Collation Conflict concatening string values with varchar fields

  • Hi All: I have a simple query concatenating some varchar fields with some parentheses as strings:
    select a_code, a_description, concat(a_code, ' (' , a_description, ')') description from...
    and I'm getting the dreaded collation error:

    Implicit conversion of varchar value to varchar cannot be performed because the collation of the value is unresolved due to a collation conflict between "SQL_Latin1_General_CP1_CI_AS" and "Latin1_General_BIN" in add operator.
    The query worked for a long time (at least a year) but is throwing the error today. After googling around I got it to work again by adding some default collation to the strings:
     concat(a_code, ' (' collate database_default, a_description, ')' collate database_default)
    just not sure why I'm getting the collation error in this scenario? I have many SProcs where I do this type of string concatenation and am concerned they're all going to start breaking unexpectedly.

  • sqlnoobie - Thursday, October 26, 2017 12:49 PM

    Hi All: I have a simple query concatenating some varchar fields with some parentheses as strings:
    select a_code, a_description, concat(a_code, ' (' , a_description, ')') description from...
    and I'm getting the dreaded collation error:

    Implicit conversion of varchar value to varchar cannot be performed because the collation of the value is unresolved due to a collation conflict between "SQL_Latin1_General_CP1_CI_AS" and "Latin1_General_BIN" in add operator.

    The query worked for a long time (at least a year) but is throwing the error today. After googling around I got it to work again by adding some default collation to the strings:
     concat(a_code, ' (' collate database_default, a_description, ')' collate database_default)
    just not sure why I'm getting the collation error in this scenario? I have many SProcs where I do this type of string concatenation and am concerned they're all going to start breaking unexpectedly.

    Someone must have changed the collation at some point, or managed to enter data into a field that won't translate between different collations.   It may be that until now, the difference in collation made no difference, but someone entered some kind of oddball character that is throwing things for a loop.

    Steve (aka sgmunson) 🙂 🙂 🙂
    Rent Servers for Income (picks and shovels strategy)

  • sgmunson - Thursday, October 26, 2017 3:05 PM

    sqlnoobie - Thursday, October 26, 2017 12:49 PM

    Hi All: I have a simple query concatenating some varchar fields with some parentheses as strings:
    select a_code, a_description, concat(a_code, ' (' , a_description, ')') description from...
    and I'm getting the dreaded collation error:

    Implicit conversion of varchar value to varchar cannot be performed because the collation of the value is unresolved due to a collation conflict between "SQL_Latin1_General_CP1_CI_AS" and "Latin1_General_BIN" in add operator.

    The query worked for a long time (at least a year) but is throwing the error today.

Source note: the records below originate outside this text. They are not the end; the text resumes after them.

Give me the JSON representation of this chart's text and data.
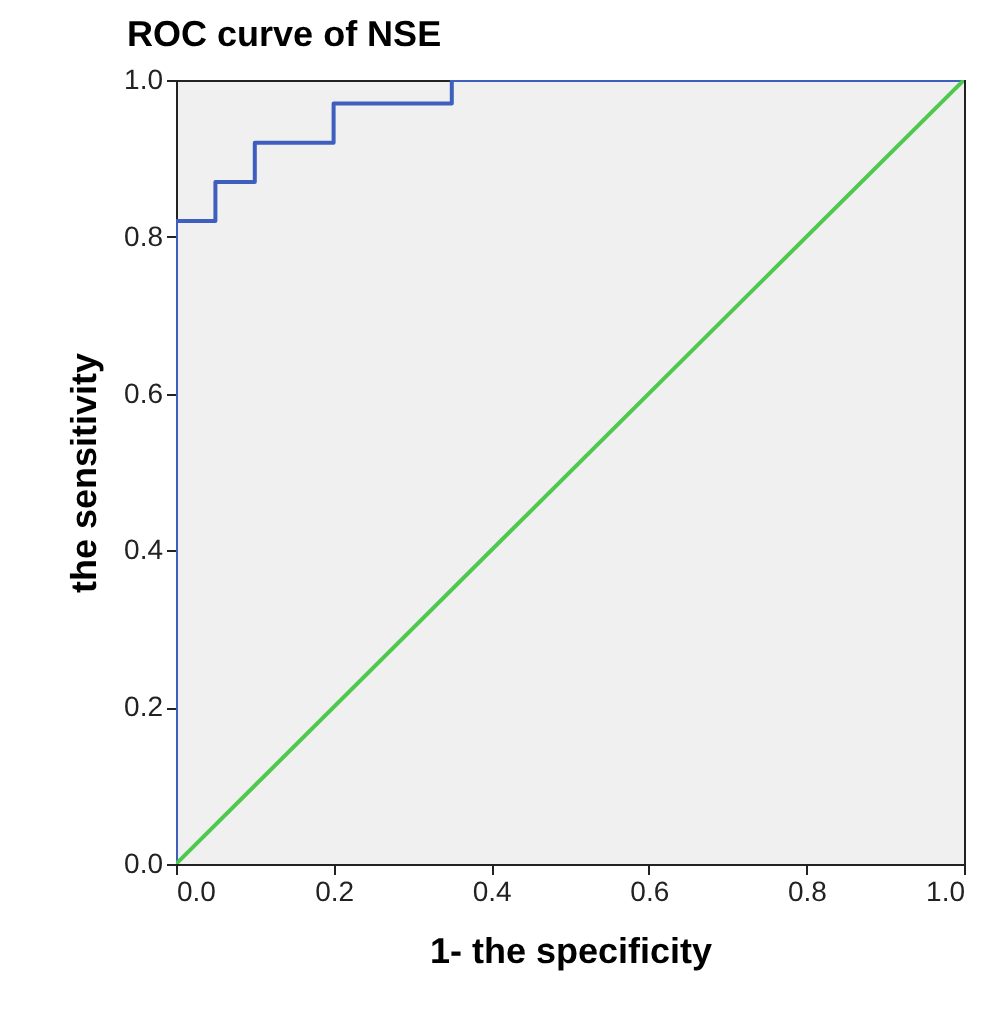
{
  "chart_data": {
    "type": "step",
    "title": "ROC curve of NSE",
    "xlabel": "1- the specificity",
    "ylabel": "the sensitivity",
    "xlim": [
      0,
      1
    ],
    "ylim": [
      0,
      1
    ],
    "xticks": [
      {
        "value": 0,
        "label": "0.0"
      },
      {
        "value": 0.2,
        "label": "0.2"
      },
      {
        "value": 0.4,
        "label": "0.4"
      },
      {
        "value": 0.6,
        "label": "0.6"
      },
      {
        "value": 0.8,
        "label": "0.8"
      },
      {
        "value": 1,
        "label": "1.0"
      }
    ],
    "yticks": [
      {
        "value": 0,
        "label": "0.0"
      },
      {
        "value": 0.2,
        "label": "0.2"
      },
      {
        "value": 0.4,
        "label": "0.4"
      },
      {
        "value": 0.6,
        "label": "0.6"
      },
      {
        "value": 0.8,
        "label": "0.8"
      },
      {
        "value": 1,
        "label": "1.0"
      }
    ],
    "grid": false,
    "series": [
      {
        "color": "#3f5fbf",
        "x": [
          0,
          0,
          0.05,
          0.1,
          0.2,
          0.35,
          1
        ],
        "values": [
          0,
          0.82,
          0.87,
          0.92,
          0.97,
          1,
          1
        ]
      },
      {
        "type": "line",
        "color": "#4ec94e",
        "x": [
          0,
          1
        ],
        "values": [
          0,
          1
        ]
      }
    ]
  }
}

After googling around I got it to work again by adding some default collation to the strings:
     concat(a_code, ' (' collate database_default, a_description, ')' collate database_default)
    just not sure why I'm getting the collation error in this scenario? I have many SProcs where I do this type of string concatenation and am concerned they're all going to start breaking unexpectedly.

    Someone must have changed the collation at some point, or managed to enter data into a field that won't translate between different collations.   It may be that until now, the difference in collation made no difference, but someone entered some kind of oddball character that is throwing things for a loop.
    Thanks Steve: So you think it's something in one of the fields "a_code" or "a_description" that's causing the error, not the strings I'm concatenating with those fields? The default database collation has not changed.
    Those fields, however, may have some stray characters in them, as they're refreshed nightly by a Unix-based script that rebuilds the database.

  • Yes, that's what I think, based on what you've said so far.   I'd be looking for any characters that are not [a-zA-Z 0-9].   If you find any, then you may well have your culprit.